Earlwood NSW 2206 – Adora Handmade Chocolates

September 8, 2012

Day 1. Encouraged by Ruth Rosengarten’s writing on ‘deep topography’ or sketching really intently very close to home, I’m lugging around my local area a very full sketching kit, including coloured pencils, rather than the slimmed-down one for ‘normal’ sketching in town. 

It’s very unusual to find a retail shop in the middle of suburbia, but Sydney’s older suburbs used to have a corner shop. This old one, early 20th-century, if not slightly earlier, is miles away from anything commercial but has found a new lease of life as a specialty chocolate shop. It’s a favourite staging post for cyclists; the nearby cycleway often has “traffic jams” on the weekends when dogs, walkers, cyclists and baby carriages merge at various points. It forms the mid-point in my daily 10,000-step constitutional. I’ve never been inside: a culinary “den of iniquity” with XXX-rated ‘food porn’ to be sure!

Contextually, it doesn’t read easily. What also doesn’t read at all well are the white plastic chairs out front. And this is before I tackle the building in what I call my “dangerous” three-quarter view.  I keep finding myself attracted to this perspective of interesting buildings but always coming undone. The 5×8″ sketchbook page was way too small for the architectural detail I wanted, and also for a superb view of outdoor diners. I used watercolour on the spot – goodness knows why. I had an A4 sketchbook and coloured pencils to hand which would have been a far better choice. The colourwork associated with the walls and especially the chimneys was wonderful, let alone a superb pure cobalt sky – none of which I captured today.  I will return!




Day 2 and 3. Went back at the same time on the two days following, starting always with the people sitting out the front. Still enormously unhappy with the results.



Day 4. A final attempt, this time from below street level beside the cycleway. I laid down some watercolour and went back with pencil.

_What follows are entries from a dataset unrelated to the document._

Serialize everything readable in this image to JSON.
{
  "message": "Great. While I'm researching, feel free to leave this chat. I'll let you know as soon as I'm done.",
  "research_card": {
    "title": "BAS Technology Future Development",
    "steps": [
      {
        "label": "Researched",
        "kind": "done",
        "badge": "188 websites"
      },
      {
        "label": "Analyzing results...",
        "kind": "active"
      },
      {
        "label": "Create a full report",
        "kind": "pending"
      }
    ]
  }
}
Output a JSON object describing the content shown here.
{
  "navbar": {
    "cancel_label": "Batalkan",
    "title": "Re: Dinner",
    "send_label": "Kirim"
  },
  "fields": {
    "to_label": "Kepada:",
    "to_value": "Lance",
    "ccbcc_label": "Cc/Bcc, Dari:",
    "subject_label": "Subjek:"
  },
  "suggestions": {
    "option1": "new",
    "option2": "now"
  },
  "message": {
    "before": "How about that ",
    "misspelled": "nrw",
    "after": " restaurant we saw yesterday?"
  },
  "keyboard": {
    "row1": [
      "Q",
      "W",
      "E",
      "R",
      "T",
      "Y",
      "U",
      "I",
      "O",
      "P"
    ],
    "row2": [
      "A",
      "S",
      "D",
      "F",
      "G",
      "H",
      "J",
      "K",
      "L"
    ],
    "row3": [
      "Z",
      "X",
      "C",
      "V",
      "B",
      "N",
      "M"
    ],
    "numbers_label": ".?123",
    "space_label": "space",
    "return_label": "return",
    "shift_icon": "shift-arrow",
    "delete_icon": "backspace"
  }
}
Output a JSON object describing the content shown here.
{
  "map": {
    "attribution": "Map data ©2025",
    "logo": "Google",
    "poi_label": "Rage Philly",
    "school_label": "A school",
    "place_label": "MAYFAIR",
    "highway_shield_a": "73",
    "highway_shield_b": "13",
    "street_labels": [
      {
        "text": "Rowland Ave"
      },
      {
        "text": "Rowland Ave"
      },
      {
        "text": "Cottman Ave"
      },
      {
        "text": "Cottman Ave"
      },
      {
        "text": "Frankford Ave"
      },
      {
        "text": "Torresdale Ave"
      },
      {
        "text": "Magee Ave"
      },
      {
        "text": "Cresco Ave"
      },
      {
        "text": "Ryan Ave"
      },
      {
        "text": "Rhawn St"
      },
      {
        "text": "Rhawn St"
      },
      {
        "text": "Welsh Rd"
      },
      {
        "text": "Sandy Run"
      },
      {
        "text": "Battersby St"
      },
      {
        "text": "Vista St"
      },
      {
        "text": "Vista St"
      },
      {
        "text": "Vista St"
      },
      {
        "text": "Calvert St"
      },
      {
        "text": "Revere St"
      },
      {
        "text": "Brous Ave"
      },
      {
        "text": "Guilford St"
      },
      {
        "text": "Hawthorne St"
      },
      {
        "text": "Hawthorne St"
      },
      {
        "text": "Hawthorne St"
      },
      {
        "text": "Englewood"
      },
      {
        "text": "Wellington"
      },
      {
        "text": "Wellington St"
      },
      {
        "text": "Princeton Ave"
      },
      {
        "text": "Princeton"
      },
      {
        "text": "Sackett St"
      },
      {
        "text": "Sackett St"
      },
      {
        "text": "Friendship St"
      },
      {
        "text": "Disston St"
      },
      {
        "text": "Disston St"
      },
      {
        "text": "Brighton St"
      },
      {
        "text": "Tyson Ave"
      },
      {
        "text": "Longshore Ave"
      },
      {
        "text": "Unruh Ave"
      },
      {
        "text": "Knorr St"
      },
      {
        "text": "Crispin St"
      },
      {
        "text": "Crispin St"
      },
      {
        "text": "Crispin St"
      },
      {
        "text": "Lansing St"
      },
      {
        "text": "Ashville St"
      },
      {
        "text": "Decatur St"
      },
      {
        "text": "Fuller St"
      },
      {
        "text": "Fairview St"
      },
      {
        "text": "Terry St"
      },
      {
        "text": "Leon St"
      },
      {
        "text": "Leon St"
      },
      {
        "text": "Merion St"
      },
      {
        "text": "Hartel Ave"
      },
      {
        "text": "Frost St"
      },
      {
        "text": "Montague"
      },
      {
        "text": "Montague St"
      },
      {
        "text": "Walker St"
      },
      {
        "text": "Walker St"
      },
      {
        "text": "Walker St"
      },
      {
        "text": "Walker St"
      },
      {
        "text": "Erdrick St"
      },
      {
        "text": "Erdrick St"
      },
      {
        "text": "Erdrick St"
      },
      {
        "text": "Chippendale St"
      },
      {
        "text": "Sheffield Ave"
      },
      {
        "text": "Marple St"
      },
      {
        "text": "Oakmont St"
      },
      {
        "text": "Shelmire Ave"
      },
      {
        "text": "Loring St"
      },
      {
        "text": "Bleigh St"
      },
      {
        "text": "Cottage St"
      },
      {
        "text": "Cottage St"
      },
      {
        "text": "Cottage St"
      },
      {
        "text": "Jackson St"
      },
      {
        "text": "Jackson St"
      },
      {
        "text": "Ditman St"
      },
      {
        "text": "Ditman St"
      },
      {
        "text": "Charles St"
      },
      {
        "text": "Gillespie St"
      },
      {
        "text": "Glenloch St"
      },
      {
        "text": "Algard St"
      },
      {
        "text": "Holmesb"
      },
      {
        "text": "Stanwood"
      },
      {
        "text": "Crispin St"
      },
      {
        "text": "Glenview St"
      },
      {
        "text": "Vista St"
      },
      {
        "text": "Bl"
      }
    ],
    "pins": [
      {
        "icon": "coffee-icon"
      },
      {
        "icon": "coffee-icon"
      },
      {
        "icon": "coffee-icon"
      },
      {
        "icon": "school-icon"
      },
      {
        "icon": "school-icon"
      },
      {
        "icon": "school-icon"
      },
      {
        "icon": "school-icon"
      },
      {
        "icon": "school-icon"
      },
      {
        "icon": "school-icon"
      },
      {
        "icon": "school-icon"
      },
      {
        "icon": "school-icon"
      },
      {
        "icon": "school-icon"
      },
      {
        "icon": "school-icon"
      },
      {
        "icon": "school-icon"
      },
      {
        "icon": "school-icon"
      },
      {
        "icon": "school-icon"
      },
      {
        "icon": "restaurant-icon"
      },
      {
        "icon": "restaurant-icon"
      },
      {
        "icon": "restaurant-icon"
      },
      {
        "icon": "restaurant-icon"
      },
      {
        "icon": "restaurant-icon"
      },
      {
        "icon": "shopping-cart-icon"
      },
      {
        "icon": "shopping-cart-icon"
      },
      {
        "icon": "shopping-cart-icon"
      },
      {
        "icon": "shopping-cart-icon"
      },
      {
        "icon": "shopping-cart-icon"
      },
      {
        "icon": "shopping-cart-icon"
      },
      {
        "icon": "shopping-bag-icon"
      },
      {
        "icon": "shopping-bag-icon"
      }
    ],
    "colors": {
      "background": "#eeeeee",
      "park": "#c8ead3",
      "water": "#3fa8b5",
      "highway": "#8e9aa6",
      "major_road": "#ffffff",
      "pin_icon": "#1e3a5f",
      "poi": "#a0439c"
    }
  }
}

Grossly unhappy: the content is beyond my capabilities at this time, or rather, I’m trying to indicate architectural detail which is incompatible with watercolour; watercolour is far better suited to broad areas of colour. I repaired the emotional damage by retracing my steps to have an another go at the Sewage Aqueduct, a second sketch from scratch.


Rosengarten, Ruth. Passando, Parando, Caminhando: Desenho urbano em contexto (Passing by, Stopping, Walking on: Urban Sketching in Context) in Urban Sketchers em Lisboa desenhando a cidade. Lisbon: Quimera, 2012: 24-51.